O SERPOVOS – Saúde, Cuidado e Ecologia de Saberes é uma pesquisa-ação deste grupo e propõe um trabalho no Ceará a partir do acúmulo de aprendizados com a atuação do Obteia. Através da identificação e do diálogo com os povos e trabalhadores do SUS envolvidos em experiências inovadoras de cuidado à saúde no campo, floresta e águas, o SERPOVOS quer contribuir para que essas iniciativas ganhem visibilidade e se tornem referência para o SUS e para outros territórios. 

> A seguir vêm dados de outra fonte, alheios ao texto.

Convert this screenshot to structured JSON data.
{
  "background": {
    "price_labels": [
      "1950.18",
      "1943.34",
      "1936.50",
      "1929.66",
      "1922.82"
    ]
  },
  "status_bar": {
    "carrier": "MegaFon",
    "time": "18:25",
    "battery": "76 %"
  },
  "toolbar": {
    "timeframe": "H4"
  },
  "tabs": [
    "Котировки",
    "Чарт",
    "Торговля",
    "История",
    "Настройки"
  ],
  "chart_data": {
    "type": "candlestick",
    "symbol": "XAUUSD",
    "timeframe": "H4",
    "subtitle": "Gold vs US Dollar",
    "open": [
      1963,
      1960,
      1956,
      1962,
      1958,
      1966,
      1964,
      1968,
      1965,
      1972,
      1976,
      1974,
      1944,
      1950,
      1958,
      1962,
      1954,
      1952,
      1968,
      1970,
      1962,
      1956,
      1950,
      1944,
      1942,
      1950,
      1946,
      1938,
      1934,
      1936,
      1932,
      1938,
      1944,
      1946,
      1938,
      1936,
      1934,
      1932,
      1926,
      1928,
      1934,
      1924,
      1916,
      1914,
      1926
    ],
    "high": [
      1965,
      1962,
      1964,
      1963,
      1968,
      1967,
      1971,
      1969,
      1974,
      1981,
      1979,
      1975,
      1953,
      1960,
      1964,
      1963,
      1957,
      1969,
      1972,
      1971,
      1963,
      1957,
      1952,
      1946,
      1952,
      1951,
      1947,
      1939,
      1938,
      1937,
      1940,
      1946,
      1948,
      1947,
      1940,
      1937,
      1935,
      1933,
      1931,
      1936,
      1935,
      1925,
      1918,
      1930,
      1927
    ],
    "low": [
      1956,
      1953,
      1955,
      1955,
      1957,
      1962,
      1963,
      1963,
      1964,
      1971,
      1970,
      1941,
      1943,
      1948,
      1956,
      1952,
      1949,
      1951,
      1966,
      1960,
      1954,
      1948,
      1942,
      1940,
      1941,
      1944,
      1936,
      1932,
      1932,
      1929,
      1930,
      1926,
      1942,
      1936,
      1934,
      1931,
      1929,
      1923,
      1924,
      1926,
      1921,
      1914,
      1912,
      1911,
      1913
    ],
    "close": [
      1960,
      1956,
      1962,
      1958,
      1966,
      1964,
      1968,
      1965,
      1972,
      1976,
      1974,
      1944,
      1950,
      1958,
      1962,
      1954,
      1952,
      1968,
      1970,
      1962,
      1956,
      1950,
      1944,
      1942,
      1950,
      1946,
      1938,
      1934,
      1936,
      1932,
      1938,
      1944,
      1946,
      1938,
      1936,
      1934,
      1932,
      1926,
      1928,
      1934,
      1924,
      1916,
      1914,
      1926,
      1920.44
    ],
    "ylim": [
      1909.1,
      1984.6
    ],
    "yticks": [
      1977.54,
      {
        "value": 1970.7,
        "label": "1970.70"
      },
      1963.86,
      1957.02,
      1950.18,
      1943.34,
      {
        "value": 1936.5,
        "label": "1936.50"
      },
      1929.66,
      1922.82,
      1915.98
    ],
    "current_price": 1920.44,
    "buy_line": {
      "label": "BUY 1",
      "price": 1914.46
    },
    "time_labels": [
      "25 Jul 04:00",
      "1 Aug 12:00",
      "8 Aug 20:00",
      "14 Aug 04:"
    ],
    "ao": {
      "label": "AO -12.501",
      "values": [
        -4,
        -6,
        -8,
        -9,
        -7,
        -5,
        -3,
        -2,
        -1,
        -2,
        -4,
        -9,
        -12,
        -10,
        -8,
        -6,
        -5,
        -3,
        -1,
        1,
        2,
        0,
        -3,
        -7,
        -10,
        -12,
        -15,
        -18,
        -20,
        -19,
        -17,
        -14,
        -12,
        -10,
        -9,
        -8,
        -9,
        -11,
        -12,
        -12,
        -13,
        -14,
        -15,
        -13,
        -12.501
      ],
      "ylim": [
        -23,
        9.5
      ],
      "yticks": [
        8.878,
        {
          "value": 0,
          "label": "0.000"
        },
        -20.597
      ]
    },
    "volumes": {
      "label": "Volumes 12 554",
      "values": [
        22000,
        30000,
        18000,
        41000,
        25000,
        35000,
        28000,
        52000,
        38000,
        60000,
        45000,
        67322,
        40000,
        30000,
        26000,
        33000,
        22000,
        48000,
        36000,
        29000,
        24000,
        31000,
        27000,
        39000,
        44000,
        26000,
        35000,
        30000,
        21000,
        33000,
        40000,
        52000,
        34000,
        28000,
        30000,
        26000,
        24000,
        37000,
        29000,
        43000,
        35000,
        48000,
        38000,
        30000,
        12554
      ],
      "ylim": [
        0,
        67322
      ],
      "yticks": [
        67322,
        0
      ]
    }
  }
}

Vanira Matos Pessoa, coordenadora geral desta pesquisa-ação e pesquisadora em saúde pública da Fiocruz Ceará, defende que esse processo de diálogo será muito importante para destacar ações de referência para a Política Nacional de Saúde Integral desses povos: “A perspectiva é construir um plano coletivo com os sujeitos dessas experiências para disponibilizar aos gestores públicos e influenciar na política”. Para Fernando Carneiro, coordenador adjunto do SERPOVOS e também pesquisador da Fiocruz Ceará, a iniciativa vai olhar através da sociologia das ausências e das emergências, proposta pelo sociólogo Boaventura de Sousa Santos, a fim de jogar luz e enxergar o que o SUS ainda não foi capaz de ver. 

Em decorrência do histórico de invisibilização ou negação de sua existência, os povos do campo, floresta e águas enfrentam o desconhecimento de suas condições de vida por parte do Estado. A fragilidade ou ausência de dados sobre sua realidade tem consequências sobre a efetividade e qualidade dos serviços de saúde que chegam até essas populações. Com a defesa de que todos os povos precisam ser cuidados e com o compromisso de fazer ciência para atender às demandas sociais dos povos mais excluídos, o SERPOVOS quer ouvir os territórios, fazer pontes com as equipes de saúde e os gestores, e possibilitar análise, reflexão e trabalho conjunto em prol da garantia do direito à saúde.   

O SERPOVOS – Saúde, Cuidado e Ecologia de Saberes está sendo realizado por meio do projeto Estratégia Saúde da Família: diálogos, saberes e práticas inovadoras e emancipatórias em respostas às necessidades sociais em saúde nos territórios do campo, da floresta e das águas no Ceará/Brasil, coordenado pela Fundação Oswaldo Cruz (Fiocruz Ceará), com o apoio dos Programas de Políticas Públicas e Modelos de Atenção e Gestão à Saúde da Vice-Presidência de Pesquisa e Coleções Biológicas (Rede PMA) e Inova Fiocruz. 

A iniciativa também congrega o projeto Identidades, memórias e práticas de cuidados em saúde: convivências ancestrais e os desafios atuais na defesa do direito à saúde e da vida em territórios indígenas no sertão do Ceará, também realizado pela Fiocruz Ceará através do programa Inova. 


 *Os povos das águas foram incluídos na Política apenas em 2014 com a articulação do movimento de pescadoras e pescadores.